心の肉に蛆が湧き、命が自然発生する。そう、えげつない命の営みが己が肉のうちで繰り広げられる。悪魔の玉手箱は地上世界の枠も囲いも塀も壁も覆いも仕来りも取っ払ってしまった。人が営々と築き上げてきた世間体という体裁をもあっさりと吹き飛ばしてしまった。
薄闇の奥でこっそりと処理されていた、偽善をも奪い去ってしまった。人の肉は地の底にあって燐と成り果てることを暴露してしまった。人の尊厳など、塵ほどにも意味を持たなくさせてしまった。
夜は人魂が燃えていると云う。違う、夜も昼も人魂は燃えているのだ。お前達の目は節穴だからそれが見えないだけなのだ。今も燃えているぞ。見えないのか!
シトシトと降る雨。闇の空に降る雨。虚の雨。心を濡らすことのない、地を潤すことなどありえない雨。情のない雨。沈黙の海に還ることのない雨。沈黙を生きとし生けるもののざわめきに立ち返らすことのない雨。窓を伝うことのない雨。雨樋をリンパ節のように忌避する雨。
あまりに遠くへ来てしまった。立ち竦み、一歩も動かなかったはずなのに、気が付けば、誰もいない闇の空を眺めるしかなくなっていた。

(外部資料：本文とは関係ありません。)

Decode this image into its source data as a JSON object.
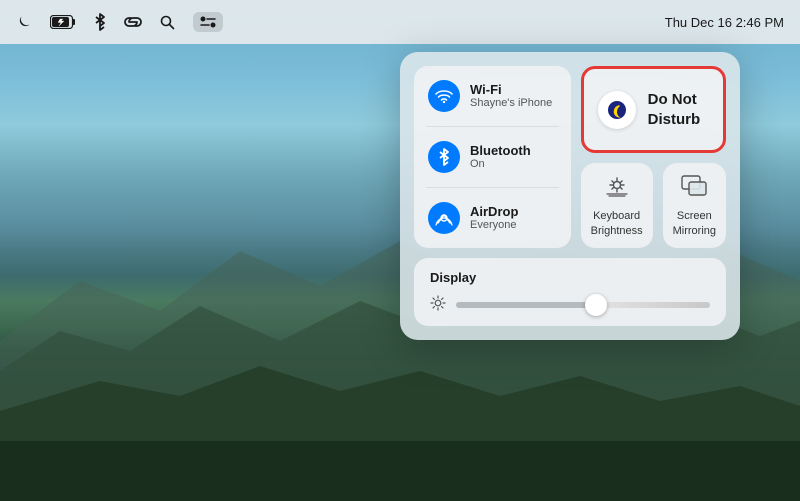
{
  "desktop": {
    "bg_description": "macOS mountain landscape"
  },
  "menubar": {
    "datetime": "Thu Dec 16  2:46 PM",
    "icons": [
      {
        "name": "do-not-disturb-moon-icon",
        "symbol": "🌙"
      },
      {
        "name": "battery-charging-icon",
        "symbol": "🔋"
      },
      {
        "name": "bluetooth-menu-icon",
        "symbol": "✳"
      },
      {
        "name": "link-icon",
        "symbol": "🔗"
      },
      {
        "name": "search-icon",
        "symbol": "🔍"
      }
    ]
  },
  "control_center": {
    "network_tile": {
      "wifi": {
        "title": "Wi-Fi",
        "subtitle": "Shayne's iPhone",
        "icon": "📡"
      },
      "bluetooth": {
        "title": "Bluetooth",
        "subtitle": "On",
        "icon": "✳"
      },
      "airdrop": {
        "title": "AirDrop",
        "subtitle": "Everyone",
        "icon": "📶"
      }
    },
    "dnd_tile": {
      "title": "Do Not\nDisturb",
      "icon": "🌙"
    },
    "keyboard_brightness": {
      "label": "Keyboard\nBrightness",
      "icon": "☀"
    },
    "screen_mirroring": {
      "label": "Screen\nMirroring",
      "icon": "⬜"
    },
    "display_section": {
      "title": "Display",
      "slider_value": 55
    }
  }
}
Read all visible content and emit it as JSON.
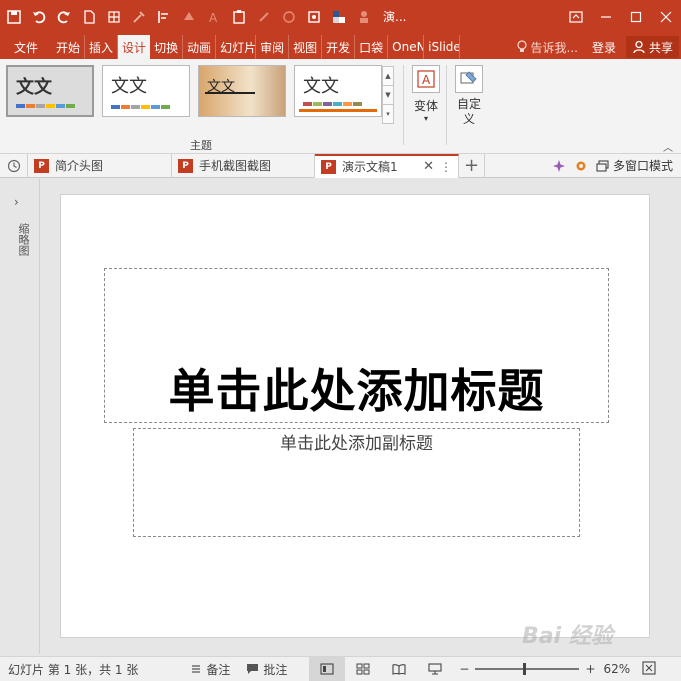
{
  "titlebar": {
    "title": "演...",
    "icons": [
      "save-icon",
      "undo-icon",
      "redo-icon",
      "new-doc-icon",
      "grid-icon",
      "eyedropper-icon",
      "align-icon",
      "paint-icon",
      "font-icon",
      "paste-icon",
      "brush-icon",
      "shape-icon",
      "screen-icon",
      "fill-icon",
      "person-icon"
    ]
  },
  "tabs": {
    "file": "文件",
    "items": [
      "开始",
      "插入",
      "设计",
      "切换",
      "动画",
      "幻灯片",
      "审阅",
      "视图",
      "开发",
      "口袋",
      "OneNote",
      "iSlide"
    ],
    "active": "设计",
    "tell_me": "告诉我...",
    "login": "登录",
    "share": "共享"
  },
  "ribbon": {
    "themes_group_label": "主题",
    "theme_glyph": "文文",
    "variants_label": "变体",
    "customize_label": "自定义"
  },
  "doc_tabs": {
    "items": [
      "简介头图",
      "手机截图截图",
      "演示文稿1"
    ],
    "active": "演示文稿1",
    "multi_window": "多窗口模式"
  },
  "left_pane": {
    "label": "缩略图"
  },
  "slide": {
    "title_placeholder": "单击此处添加标题",
    "subtitle_placeholder": "单击此处添加副标题"
  },
  "watermark": "Bai 经验",
  "status": {
    "slide_info": "幻灯片 第 1 张，共 1 张",
    "notes": "备注",
    "comments": "批注",
    "zoom": "62%",
    "zoom_minus": "−",
    "zoom_plus": "+"
  },
  "colors": {
    "accent": "#c33d22",
    "ribbon_bg": "#f3f3f3",
    "workspace": "#e6e6e6"
  }
}
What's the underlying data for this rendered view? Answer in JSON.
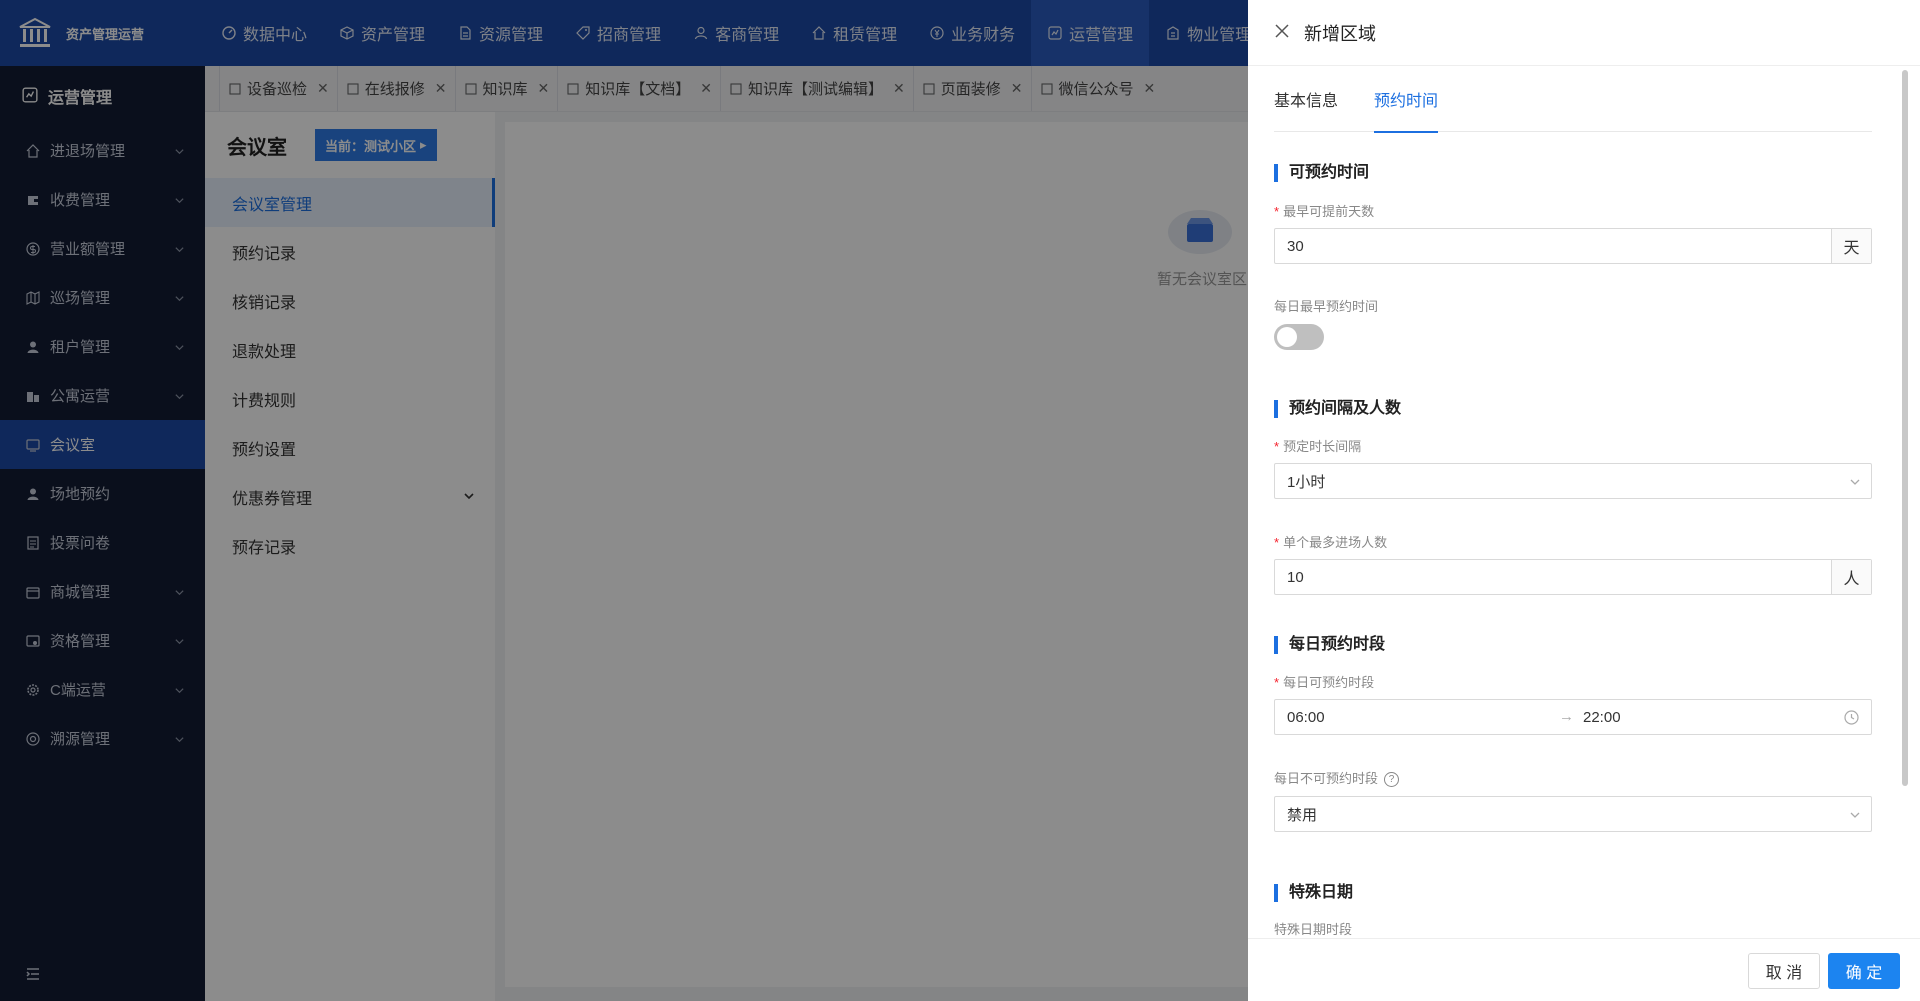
{
  "app": {
    "title": "资产管理运营"
  },
  "topnav": [
    {
      "label": "数据中心",
      "icon": "dashboard-icon"
    },
    {
      "label": "资产管理",
      "icon": "cube-icon"
    },
    {
      "label": "资源管理",
      "icon": "document-icon"
    },
    {
      "label": "招商管理",
      "icon": "tag-icon"
    },
    {
      "label": "客商管理",
      "icon": "users-icon"
    },
    {
      "label": "租赁管理",
      "icon": "home-icon"
    },
    {
      "label": "业务财务",
      "icon": "coin-icon"
    },
    {
      "label": "运营管理",
      "icon": "chart-icon",
      "active": true
    },
    {
      "label": "物业管理",
      "icon": "building-icon"
    }
  ],
  "sidebar": {
    "header": "运营管理",
    "items": [
      {
        "label": "进退场管理",
        "icon": "home-icon",
        "chevron": true
      },
      {
        "label": "收费管理",
        "icon": "wallet-icon",
        "chevron": true
      },
      {
        "label": "营业额管理",
        "icon": "dollar-icon",
        "chevron": true
      },
      {
        "label": "巡场管理",
        "icon": "map-icon",
        "chevron": true
      },
      {
        "label": "租户管理",
        "icon": "user-icon",
        "chevron": true
      },
      {
        "label": "公寓运营",
        "icon": "apartment-icon",
        "chevron": true
      },
      {
        "label": "会议室",
        "icon": "meeting-icon",
        "chevron": false,
        "active": true
      },
      {
        "label": "场地预约",
        "icon": "person-icon",
        "chevron": false
      },
      {
        "label": "投票问卷",
        "icon": "form-icon",
        "chevron": false
      },
      {
        "label": "商城管理",
        "icon": "shop-icon",
        "chevron": true
      },
      {
        "label": "资格管理",
        "icon": "badge-icon",
        "chevron": true
      },
      {
        "label": "C端运营",
        "icon": "gear-icon",
        "chevron": true
      },
      {
        "label": "溯源管理",
        "icon": "target-icon",
        "chevron": true
      }
    ]
  },
  "tabs": [
    {
      "label": "设备巡检"
    },
    {
      "label": "在线报修"
    },
    {
      "label": "知识库"
    },
    {
      "label": "知识库【文档】"
    },
    {
      "label": "知识库【测试编辑】"
    },
    {
      "label": "页面装修"
    },
    {
      "label": "微信公众号"
    }
  ],
  "subnav": {
    "title": "会议室",
    "current": "当前：测试小区",
    "items": [
      {
        "label": "会议室管理",
        "active": true
      },
      {
        "label": "预约记录"
      },
      {
        "label": "核销记录"
      },
      {
        "label": "退款处理"
      },
      {
        "label": "计费规则"
      },
      {
        "label": "预约设置"
      },
      {
        "label": "优惠券管理",
        "chevron": true
      },
      {
        "label": "预存记录"
      }
    ]
  },
  "main": {
    "empty_text": "暂无会议室区"
  },
  "drawer": {
    "title": "新增区域",
    "tabs": [
      "基本信息",
      "预约时间"
    ],
    "sections": {
      "s1": "可预约时间",
      "s2": "预约间隔及人数",
      "s3": "每日预约时段",
      "s4": "特殊日期"
    },
    "fields": {
      "advance_days_label": "最早可提前天数",
      "advance_days_value": "30",
      "advance_days_unit": "天",
      "earliest_time_label": "每日最早预约时间",
      "earliest_time_enabled": false,
      "duration_label": "预定时长间隔",
      "duration_value": "1小时",
      "max_people_label": "单个最多进场人数",
      "max_people_value": "10",
      "max_people_unit": "人",
      "daily_slot_label": "每日可预约时段",
      "daily_start": "06:00",
      "daily_arrow": "→",
      "daily_end": "22:00",
      "unavailable_label": "每日不可预约时段",
      "unavailable_value": "禁用",
      "special_label": "特殊日期时段"
    },
    "buttons": {
      "cancel": "取 消",
      "ok": "确 定"
    }
  },
  "colors": {
    "primary": "#1c6fe0",
    "topbar": "#1c4aa6",
    "sidebar": "#131c33"
  }
}
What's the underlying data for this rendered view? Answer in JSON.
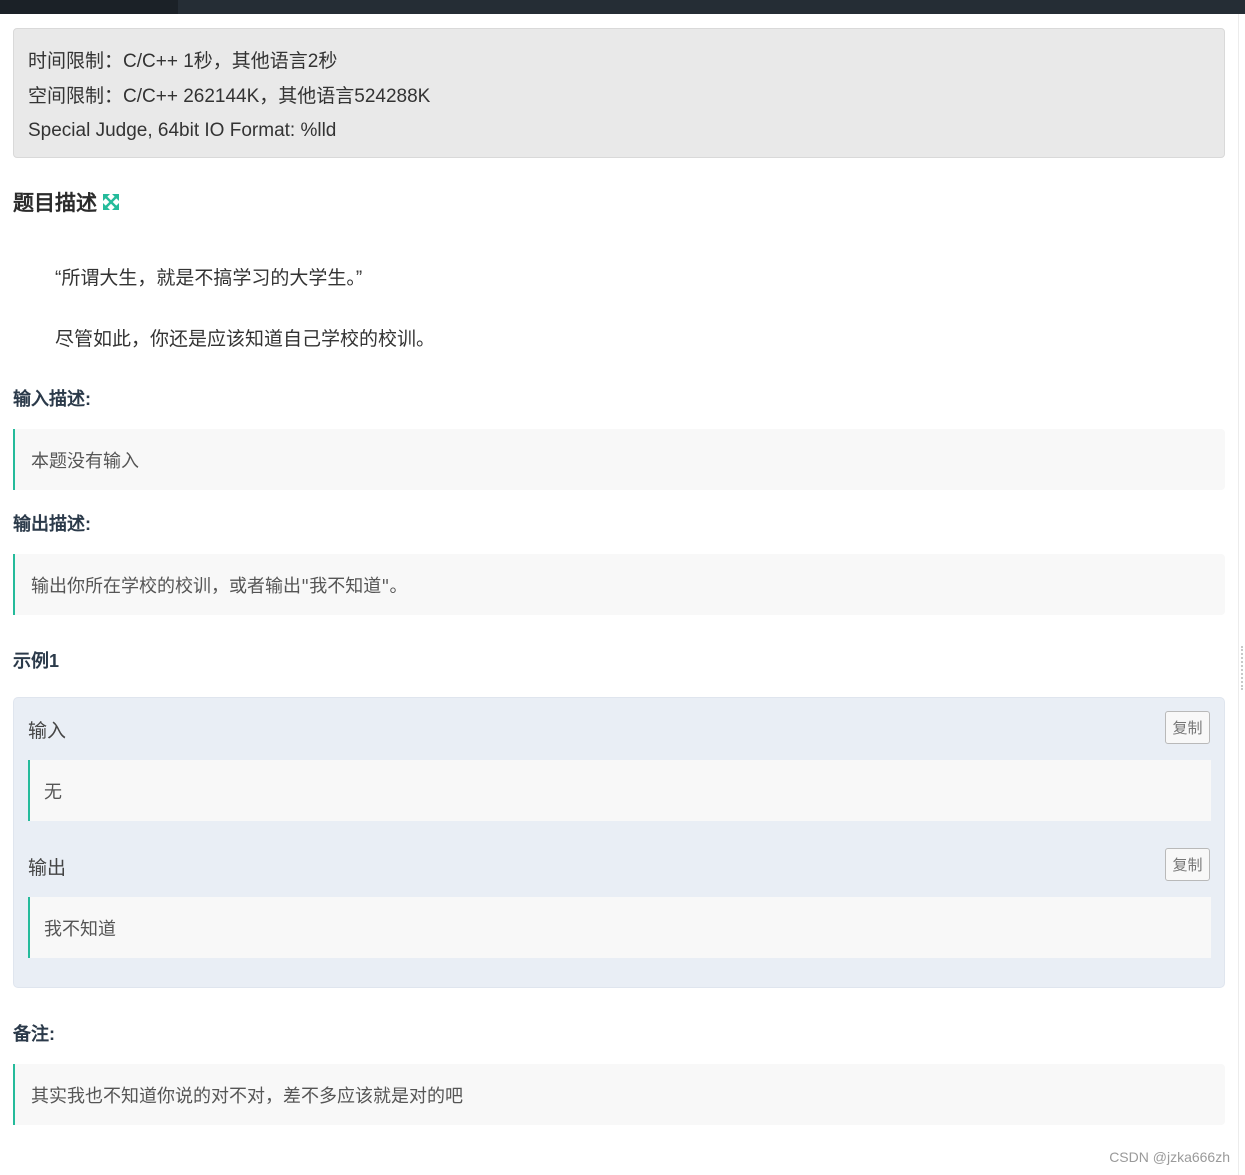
{
  "limits": {
    "time": "时间限制：C/C++ 1秒，其他语言2秒",
    "space": "空间限制：C/C++ 262144K，其他语言524288K",
    "judge": "Special Judge, 64bit IO Format: %lld"
  },
  "description": {
    "title": "题目描述",
    "expand_icon": "expand-arrows-icon",
    "accent_color": "#25bb9b",
    "paragraphs": [
      "“所谓大生，就是不搞学习的大学生。”",
      "尽管如此，你还是应该知道自己学校的校训。"
    ]
  },
  "input": {
    "title": "输入描述:",
    "text": "本题没有输入"
  },
  "output": {
    "title": "输出描述:",
    "text": "输出你所在学校的校训，或者输出\"我不知道\"。"
  },
  "example": {
    "title": "示例1",
    "input_label": "输入",
    "input_value": "无",
    "output_label": "输出",
    "output_value": "我不知道",
    "copy_label": "复制"
  },
  "note": {
    "title": "备注:",
    "text": "其实我也不知道你说的对不对，差不多应该就是对的吧"
  },
  "watermark": "CSDN @jzka666zh"
}
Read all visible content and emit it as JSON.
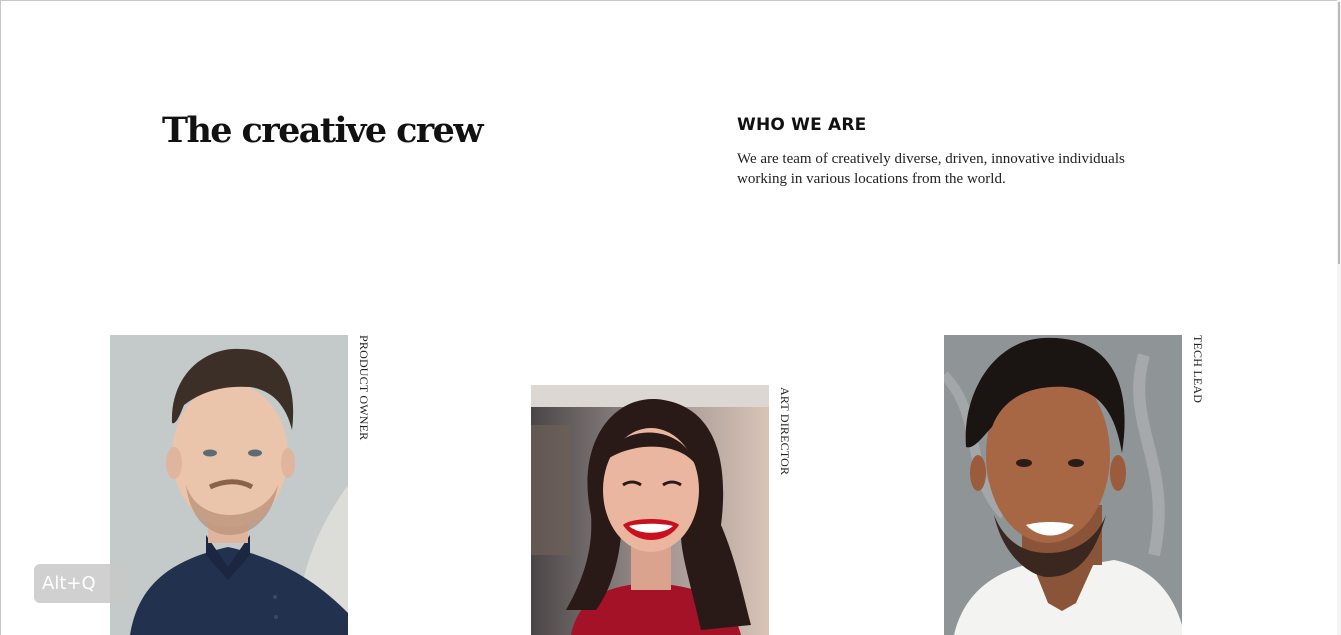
{
  "page": {
    "title": "The creative crew"
  },
  "about": {
    "heading": "WHO WE ARE",
    "text": "We are team of creatively diverse, driven, innovative individuals working in various locations from the world."
  },
  "team": [
    {
      "role": "PRODUCT OWNER"
    },
    {
      "role": "ART DIRECTOR"
    },
    {
      "role": "TECH LEAD"
    }
  ],
  "overlay": {
    "hotkey_label": "Alt+Q"
  },
  "colors": {
    "text": "#111111",
    "background": "#ffffff"
  }
}
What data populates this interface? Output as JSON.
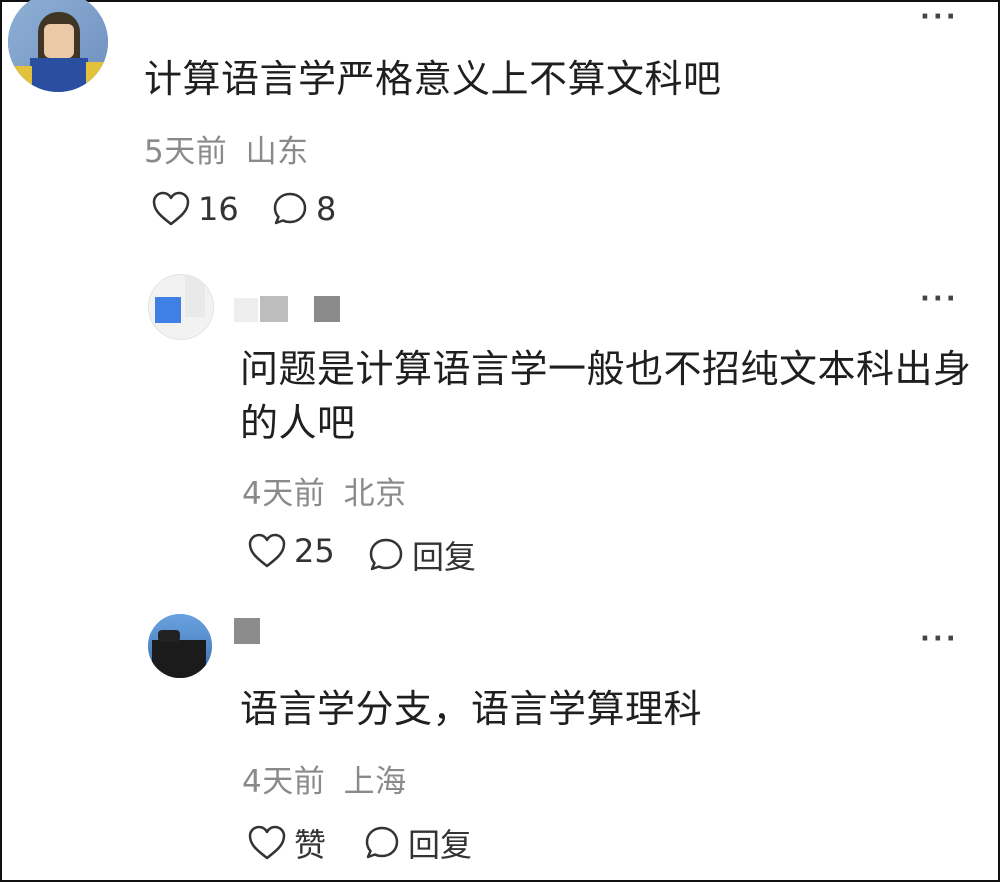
{
  "comments": [
    {
      "text": "计算语言学严格意义上不算文科吧",
      "time": "5天前",
      "location": "山东",
      "likes": "16",
      "comment_count": "8"
    },
    {
      "text_line1": "问题是计算语言学一般也不招纯文本科出身",
      "text_line2": "的人吧",
      "time": "4天前",
      "location": "北京",
      "likes": "25",
      "reply_label": "回复"
    },
    {
      "text": "语言学分支，语言学算理科",
      "time": "4天前",
      "location": "上海",
      "like_label": "赞",
      "reply_label": "回复"
    }
  ],
  "more_glyph": "···",
  "icons": {
    "like": "heart-outline-icon",
    "comment": "speech-bubble-icon",
    "more": "more-dots-icon"
  }
}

空っぽの空。そう、空(そら)なんかじゃなく、ただの空虚なのだ。
蒸発して消えた影。蒸発の腹いせなのか、それともこの世への未練なのか、煤け爛れたコンクリートの壁に影の輪郭だけを形見に遺して消えた奴。中には、決して忘れさせるものかと、誰もが忘れた頃に生まれてくる奴もいる。
長崎の長い曲がりくねった石畳の坂をゆらゆら下る孤影。それとも天へと昇っていくのだろうか。あれは……蒸発しきれない魂の成れの果てに違いない。
[拙稿「路上に踏み潰された蛙を見よ」より抜粋。これは「日蔭ノナクナツタ広島ノ上空ヲトビガ舞ツテヰル」(2005/08/06)からの抜粋でもある。「歩いて感じる「長崎の坂道、5つの物語」 | 観光特集 | 長崎市公式観光サイト「travel nagasaki」」参照。]